TRASC: Tensor-Based Radio Spectrum Cartography Using Plate Splines and Tensor CP Decomposition

The problem of radio spectrum cartography is addressed based on simultaneous tensor decomposition and interpolation of spatial maps. To this aim, a joint problem of CANDECOMPIPARAFAC (CP) decomposition and thin-plate splines is introduced and solved efficiently. Spectrum cartography is known as estimating power spectrum in any arbitrary location and frequency based on a small subset of sensed locations and frequencies. Tensor-based radio spectrum cartography (TRASC) algorithm is proposed to address spectrum cartography which consists of iterative solutions for two subproblems.
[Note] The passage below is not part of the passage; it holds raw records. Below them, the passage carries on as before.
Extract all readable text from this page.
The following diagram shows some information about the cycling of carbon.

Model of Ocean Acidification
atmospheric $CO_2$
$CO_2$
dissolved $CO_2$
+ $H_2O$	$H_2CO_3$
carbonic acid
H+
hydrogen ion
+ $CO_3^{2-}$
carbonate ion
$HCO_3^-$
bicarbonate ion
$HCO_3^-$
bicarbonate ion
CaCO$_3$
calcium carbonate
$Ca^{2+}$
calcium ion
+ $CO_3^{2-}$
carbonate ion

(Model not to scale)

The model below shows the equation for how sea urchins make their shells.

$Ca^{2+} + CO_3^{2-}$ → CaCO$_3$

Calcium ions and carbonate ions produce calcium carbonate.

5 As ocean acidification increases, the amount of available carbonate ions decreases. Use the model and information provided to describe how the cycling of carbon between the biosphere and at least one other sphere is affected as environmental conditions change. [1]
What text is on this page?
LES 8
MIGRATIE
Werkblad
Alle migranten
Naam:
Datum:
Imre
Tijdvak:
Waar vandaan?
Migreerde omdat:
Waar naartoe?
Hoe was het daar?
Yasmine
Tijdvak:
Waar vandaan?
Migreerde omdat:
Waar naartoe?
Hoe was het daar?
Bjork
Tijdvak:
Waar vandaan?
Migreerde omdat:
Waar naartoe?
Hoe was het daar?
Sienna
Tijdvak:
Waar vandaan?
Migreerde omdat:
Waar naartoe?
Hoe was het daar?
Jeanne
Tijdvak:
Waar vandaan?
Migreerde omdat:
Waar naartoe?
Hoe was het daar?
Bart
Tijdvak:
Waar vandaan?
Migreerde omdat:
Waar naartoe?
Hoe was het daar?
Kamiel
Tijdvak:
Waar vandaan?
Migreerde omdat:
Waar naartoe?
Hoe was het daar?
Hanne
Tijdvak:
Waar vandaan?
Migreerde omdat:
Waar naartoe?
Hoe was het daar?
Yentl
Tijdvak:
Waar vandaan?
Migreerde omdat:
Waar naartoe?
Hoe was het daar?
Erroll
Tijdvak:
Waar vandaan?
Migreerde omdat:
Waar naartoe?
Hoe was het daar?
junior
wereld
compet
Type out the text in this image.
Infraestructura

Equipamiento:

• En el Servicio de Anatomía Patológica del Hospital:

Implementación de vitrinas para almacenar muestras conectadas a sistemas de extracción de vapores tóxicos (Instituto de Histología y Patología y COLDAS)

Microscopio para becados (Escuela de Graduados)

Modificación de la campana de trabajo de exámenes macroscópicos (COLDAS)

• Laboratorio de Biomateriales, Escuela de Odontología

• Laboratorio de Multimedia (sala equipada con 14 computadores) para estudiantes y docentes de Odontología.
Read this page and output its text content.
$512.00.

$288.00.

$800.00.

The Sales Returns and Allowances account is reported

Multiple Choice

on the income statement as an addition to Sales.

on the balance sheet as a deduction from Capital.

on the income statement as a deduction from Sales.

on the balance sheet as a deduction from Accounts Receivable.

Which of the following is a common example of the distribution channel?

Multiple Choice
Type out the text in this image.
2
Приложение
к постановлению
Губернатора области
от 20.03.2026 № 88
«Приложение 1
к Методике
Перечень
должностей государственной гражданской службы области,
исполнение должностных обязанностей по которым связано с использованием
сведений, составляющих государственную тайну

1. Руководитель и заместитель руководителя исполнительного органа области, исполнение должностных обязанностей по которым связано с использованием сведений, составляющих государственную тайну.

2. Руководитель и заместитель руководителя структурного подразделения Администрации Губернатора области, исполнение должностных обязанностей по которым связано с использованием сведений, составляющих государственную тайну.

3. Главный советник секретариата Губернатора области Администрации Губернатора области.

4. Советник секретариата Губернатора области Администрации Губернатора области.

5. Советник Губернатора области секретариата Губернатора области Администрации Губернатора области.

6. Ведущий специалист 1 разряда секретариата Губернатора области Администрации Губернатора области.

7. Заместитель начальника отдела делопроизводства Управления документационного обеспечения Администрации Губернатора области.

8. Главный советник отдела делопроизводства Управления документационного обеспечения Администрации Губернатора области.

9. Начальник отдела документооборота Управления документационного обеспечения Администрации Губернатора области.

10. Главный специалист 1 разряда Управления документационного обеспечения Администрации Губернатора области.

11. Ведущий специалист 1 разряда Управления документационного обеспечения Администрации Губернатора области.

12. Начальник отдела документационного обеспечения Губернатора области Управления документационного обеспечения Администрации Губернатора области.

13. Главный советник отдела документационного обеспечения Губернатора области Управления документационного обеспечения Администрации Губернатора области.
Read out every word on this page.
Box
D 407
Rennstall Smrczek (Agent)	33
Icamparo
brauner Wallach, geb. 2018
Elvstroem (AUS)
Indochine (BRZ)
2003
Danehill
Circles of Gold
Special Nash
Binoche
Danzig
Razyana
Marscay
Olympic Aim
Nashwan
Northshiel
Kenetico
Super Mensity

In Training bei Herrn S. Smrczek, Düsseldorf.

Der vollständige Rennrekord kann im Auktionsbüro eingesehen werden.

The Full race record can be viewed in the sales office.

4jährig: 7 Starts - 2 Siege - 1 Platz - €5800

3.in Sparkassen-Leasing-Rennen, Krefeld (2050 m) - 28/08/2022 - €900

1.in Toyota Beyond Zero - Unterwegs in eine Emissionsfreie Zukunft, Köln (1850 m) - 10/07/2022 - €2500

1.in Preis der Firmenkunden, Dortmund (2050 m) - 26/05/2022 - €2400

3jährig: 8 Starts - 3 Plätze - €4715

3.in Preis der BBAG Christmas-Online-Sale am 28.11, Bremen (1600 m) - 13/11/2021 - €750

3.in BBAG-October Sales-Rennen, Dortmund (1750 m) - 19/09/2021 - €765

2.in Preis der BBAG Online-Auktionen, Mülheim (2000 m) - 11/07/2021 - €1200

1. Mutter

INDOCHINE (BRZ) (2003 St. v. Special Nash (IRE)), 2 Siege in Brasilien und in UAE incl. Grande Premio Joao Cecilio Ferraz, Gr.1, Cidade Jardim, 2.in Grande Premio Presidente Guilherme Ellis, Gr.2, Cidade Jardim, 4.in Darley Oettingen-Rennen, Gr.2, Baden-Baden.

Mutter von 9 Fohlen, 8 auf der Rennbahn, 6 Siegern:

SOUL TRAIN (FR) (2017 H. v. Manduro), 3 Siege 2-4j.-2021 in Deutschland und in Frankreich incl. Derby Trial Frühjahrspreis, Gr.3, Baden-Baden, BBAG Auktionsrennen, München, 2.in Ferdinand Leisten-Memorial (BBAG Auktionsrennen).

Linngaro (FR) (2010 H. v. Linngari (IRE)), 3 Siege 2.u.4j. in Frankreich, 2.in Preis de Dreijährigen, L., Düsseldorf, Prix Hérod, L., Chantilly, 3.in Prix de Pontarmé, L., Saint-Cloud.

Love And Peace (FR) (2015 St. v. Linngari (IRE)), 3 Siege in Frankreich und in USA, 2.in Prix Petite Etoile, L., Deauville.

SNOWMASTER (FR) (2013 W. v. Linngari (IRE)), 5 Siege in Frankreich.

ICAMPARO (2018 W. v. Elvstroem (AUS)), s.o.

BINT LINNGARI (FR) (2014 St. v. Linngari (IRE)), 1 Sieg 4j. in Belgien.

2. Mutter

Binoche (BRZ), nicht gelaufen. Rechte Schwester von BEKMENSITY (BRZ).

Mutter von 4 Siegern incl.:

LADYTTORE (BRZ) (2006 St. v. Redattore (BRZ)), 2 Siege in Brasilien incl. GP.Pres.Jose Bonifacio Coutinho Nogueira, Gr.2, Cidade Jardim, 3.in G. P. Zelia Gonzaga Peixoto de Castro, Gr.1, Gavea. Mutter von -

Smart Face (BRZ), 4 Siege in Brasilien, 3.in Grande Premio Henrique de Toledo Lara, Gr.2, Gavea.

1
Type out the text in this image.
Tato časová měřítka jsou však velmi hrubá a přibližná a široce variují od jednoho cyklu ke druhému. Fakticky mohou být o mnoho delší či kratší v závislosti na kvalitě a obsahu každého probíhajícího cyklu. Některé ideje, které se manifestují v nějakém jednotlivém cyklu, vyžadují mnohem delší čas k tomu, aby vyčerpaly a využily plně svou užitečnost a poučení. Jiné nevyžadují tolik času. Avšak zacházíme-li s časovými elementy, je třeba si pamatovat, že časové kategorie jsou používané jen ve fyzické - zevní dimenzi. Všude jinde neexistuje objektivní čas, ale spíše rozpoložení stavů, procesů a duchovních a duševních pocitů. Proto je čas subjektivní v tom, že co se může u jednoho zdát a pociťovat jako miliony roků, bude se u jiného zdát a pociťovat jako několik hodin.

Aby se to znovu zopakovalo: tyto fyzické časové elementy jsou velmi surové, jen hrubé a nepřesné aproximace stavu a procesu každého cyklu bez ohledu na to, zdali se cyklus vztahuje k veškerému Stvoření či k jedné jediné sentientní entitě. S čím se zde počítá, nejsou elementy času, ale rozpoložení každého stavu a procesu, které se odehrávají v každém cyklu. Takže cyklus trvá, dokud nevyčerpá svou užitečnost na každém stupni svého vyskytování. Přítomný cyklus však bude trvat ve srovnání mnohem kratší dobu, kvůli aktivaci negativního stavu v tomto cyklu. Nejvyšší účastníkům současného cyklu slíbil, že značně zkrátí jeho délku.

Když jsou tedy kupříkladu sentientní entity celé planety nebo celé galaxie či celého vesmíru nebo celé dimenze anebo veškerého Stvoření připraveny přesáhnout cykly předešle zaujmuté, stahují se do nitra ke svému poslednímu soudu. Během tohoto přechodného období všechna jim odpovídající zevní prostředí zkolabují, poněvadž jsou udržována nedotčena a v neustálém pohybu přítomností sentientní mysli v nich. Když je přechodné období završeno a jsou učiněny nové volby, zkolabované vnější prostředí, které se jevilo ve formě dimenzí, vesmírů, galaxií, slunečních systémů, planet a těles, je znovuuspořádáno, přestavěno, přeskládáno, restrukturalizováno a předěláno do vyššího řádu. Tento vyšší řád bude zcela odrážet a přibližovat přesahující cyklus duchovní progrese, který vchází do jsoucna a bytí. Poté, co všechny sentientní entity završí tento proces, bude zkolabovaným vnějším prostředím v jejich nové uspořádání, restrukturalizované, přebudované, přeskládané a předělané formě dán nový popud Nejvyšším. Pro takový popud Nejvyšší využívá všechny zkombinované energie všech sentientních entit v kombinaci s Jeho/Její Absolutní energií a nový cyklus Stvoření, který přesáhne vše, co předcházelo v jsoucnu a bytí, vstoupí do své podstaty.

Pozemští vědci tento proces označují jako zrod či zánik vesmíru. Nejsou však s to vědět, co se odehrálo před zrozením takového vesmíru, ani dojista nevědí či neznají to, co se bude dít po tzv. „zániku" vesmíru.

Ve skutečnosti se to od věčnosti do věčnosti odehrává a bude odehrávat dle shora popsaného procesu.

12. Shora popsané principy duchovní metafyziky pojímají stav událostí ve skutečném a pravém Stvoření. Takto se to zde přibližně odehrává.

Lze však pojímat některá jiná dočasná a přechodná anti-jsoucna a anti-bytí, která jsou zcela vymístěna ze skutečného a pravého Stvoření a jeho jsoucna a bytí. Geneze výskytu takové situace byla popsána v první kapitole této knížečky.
The tensor de-composition subproblem models the latent temporal and spectral structure of sources, and the interpolation subproblem takes into the account fine spatial details in order to leverage neighborhood information within a certain vicinity. From mathematical point of view, retrieving non-sensed data from incomplete measurements is an ill-posed inverse problem. We utilize an assumption on rank of tensors and an assumption on smoothness of spatial interpo-lated maps to make the joint problem well-posed. Moreover, the impact of dynamics of the network on the rank of the underlying tensor is studied. The simulation results show applicability of the proposed algorithm in spectrum map estimation in presence of multi-dimensional sensing results over time, frequencies and space. Our experiments indicate that utilizing tensors and spatial interpolation is an effective approach for spectrum cartography.